Штирлиц вспомнил, как Вилли и Ойген везли его из Линца в Берлин, в апреле сорок пятого, в тот именно день, когда войска Жукова начали штурм Берлина; он тогда тоже был зажат между ними; никогда раньше он не испытывал такого унизительного ощущения несвободы; он еще не был арестован, на нем была такая же, как и на них, черная форма, но случилось что-то неизвестное ему, но хорошо известное им, молчаливым и хмурым, позволявшее гестаповцам следить за каждым его жестом и, так же как сейчас, чуть наваливаться на него с двух сторон, делая невозможным движение; сиди, как запеленатый, и думай, что тебя ждет.
– Любите быструю езду? – спросил Джонсон.
– Не очень.
– А мы, американцы, обожаем скорости. В горах поедим кочинильяс, там значительно больше порции и в два раза дешевле, чем в городе.
– Прекрасно, – сказал Штирлиц. – Тогда можно и поднажать, время обеда, у меня желудочный сок уже выделяется, порядок прежде всего...
– Как здоровье?
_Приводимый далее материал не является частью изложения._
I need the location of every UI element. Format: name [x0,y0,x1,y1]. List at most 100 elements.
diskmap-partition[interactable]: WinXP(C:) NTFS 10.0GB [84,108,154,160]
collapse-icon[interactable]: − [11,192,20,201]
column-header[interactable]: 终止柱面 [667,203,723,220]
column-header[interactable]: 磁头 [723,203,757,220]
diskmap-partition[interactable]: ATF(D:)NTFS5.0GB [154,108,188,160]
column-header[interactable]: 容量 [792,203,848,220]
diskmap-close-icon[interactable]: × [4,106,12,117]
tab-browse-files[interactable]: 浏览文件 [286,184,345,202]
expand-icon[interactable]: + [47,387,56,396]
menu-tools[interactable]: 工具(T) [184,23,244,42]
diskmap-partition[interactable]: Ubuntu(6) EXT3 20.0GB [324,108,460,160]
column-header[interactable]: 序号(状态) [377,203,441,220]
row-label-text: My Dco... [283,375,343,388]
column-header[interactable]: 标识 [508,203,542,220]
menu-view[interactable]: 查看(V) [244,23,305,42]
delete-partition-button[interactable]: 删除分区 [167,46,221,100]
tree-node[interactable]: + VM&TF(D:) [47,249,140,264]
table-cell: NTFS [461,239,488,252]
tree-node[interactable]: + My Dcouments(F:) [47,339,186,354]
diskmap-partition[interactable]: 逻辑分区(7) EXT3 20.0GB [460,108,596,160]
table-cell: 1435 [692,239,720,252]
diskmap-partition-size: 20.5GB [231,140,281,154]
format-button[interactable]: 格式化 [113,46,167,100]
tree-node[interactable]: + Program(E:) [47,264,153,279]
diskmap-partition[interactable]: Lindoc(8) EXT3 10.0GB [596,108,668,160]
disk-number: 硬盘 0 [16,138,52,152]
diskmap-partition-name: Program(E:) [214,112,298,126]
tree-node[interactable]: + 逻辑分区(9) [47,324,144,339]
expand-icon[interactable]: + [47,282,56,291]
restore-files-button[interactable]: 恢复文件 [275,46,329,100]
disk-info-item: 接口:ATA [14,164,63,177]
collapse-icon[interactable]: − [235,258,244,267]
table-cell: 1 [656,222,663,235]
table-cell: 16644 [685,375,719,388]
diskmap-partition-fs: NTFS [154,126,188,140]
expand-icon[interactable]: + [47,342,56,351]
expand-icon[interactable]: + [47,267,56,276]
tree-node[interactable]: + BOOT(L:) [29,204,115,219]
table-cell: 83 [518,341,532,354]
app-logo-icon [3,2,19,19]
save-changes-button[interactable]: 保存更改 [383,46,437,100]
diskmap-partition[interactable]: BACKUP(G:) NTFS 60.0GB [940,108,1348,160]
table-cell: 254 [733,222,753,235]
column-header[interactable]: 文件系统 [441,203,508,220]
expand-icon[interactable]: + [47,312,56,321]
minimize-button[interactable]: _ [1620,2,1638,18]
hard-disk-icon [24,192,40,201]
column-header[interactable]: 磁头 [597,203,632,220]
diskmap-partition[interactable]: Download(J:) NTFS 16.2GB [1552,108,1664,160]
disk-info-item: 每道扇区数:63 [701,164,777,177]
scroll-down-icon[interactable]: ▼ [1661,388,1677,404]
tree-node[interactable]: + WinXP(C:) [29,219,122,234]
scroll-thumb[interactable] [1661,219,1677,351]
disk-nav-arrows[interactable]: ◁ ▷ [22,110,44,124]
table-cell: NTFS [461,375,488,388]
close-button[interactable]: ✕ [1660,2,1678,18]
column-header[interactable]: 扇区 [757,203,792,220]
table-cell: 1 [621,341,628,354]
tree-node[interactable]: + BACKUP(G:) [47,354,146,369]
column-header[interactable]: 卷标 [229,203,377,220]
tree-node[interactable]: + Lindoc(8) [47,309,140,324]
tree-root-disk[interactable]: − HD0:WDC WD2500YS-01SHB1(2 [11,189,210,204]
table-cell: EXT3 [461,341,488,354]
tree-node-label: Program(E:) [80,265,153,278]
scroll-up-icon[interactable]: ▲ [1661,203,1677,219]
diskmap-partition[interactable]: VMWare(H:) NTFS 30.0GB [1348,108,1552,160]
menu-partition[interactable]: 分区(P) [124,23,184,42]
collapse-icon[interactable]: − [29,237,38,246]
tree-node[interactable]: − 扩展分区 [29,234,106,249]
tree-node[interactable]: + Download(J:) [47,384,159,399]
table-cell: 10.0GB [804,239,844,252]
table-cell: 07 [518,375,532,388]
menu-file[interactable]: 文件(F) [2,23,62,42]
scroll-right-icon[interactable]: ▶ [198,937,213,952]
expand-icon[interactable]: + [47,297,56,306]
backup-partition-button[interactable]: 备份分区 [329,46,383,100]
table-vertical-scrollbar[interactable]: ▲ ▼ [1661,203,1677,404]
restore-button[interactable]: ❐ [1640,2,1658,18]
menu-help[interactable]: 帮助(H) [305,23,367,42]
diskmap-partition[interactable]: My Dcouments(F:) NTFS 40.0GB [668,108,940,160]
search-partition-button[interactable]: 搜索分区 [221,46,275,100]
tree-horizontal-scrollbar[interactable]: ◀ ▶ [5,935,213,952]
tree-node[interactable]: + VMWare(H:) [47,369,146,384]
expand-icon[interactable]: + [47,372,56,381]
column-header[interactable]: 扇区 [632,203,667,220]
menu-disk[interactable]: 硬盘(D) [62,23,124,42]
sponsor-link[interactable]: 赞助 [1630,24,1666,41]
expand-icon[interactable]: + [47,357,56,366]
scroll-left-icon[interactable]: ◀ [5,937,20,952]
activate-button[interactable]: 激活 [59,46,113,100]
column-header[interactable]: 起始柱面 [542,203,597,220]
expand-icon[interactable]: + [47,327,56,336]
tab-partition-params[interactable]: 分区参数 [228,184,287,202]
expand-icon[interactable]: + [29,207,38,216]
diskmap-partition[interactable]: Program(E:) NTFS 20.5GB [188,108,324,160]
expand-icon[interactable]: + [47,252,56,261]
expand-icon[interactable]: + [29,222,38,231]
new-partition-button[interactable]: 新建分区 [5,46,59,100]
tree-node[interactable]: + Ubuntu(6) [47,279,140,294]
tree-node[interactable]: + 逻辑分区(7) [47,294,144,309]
Не чувствуете более последствий ранения?
«На этот вопрос нельзя отвечать однозначно, – подумал Штирлиц, – надо ответить очень точно; этот разговор может оказаться первым шагом на пути домой. А почему ты думаешь, что будет разговор? Почему не предположить, что это никакой не Джонсон, а друзья мюллеровских Ойгена, Вилли и Курта? Их тысяча в Мадриде, и многие из них прекрасно говорят по-английски, отчего бы им не доделать того, что не успел Мюллер? Ну, хорошо, это, конечно, допустимо, но лучше не думать об этом; после сорока пяти каждый год есть ступенька в преисподню; надвижение старости стремительно, я очень сильно чувствую последствия ранения, он не зря об этом спросил; больных к сотрудничеству не приглашают, а если этот Джонсон настоящий, а не фальшивый, то именно для этого он вывозит меня из города. Они никого не выкрали из Испании, не хотят ссориться с Франко, а тут живут нацистские тузы куда как поболее меня рангом, живут открыто, без охраны; генерал СС фон Любич вообще купил апартамент в двух домах от американского посольства, вдоль их ограды своих собачек прогуливает».
– Чувствую, когда меняется погода, мистер Джонсон. Кости болят.
– Может быть, это отложения солей? Почему вы связываете боли в костях с ранением?
– Потому что я пролежал недвижным восемь месяцев. А раньше играл в теннис. Три раза в неделю. Такой резкий слом в жизненной стратегии сказывается на костяке; так мне, во всяком случае, кажется. Мышцы не так трудно наработать, а вот восстановить костяк, заново натренировать все сочленения – дело не пяти месяцев, а года, по крайней мере.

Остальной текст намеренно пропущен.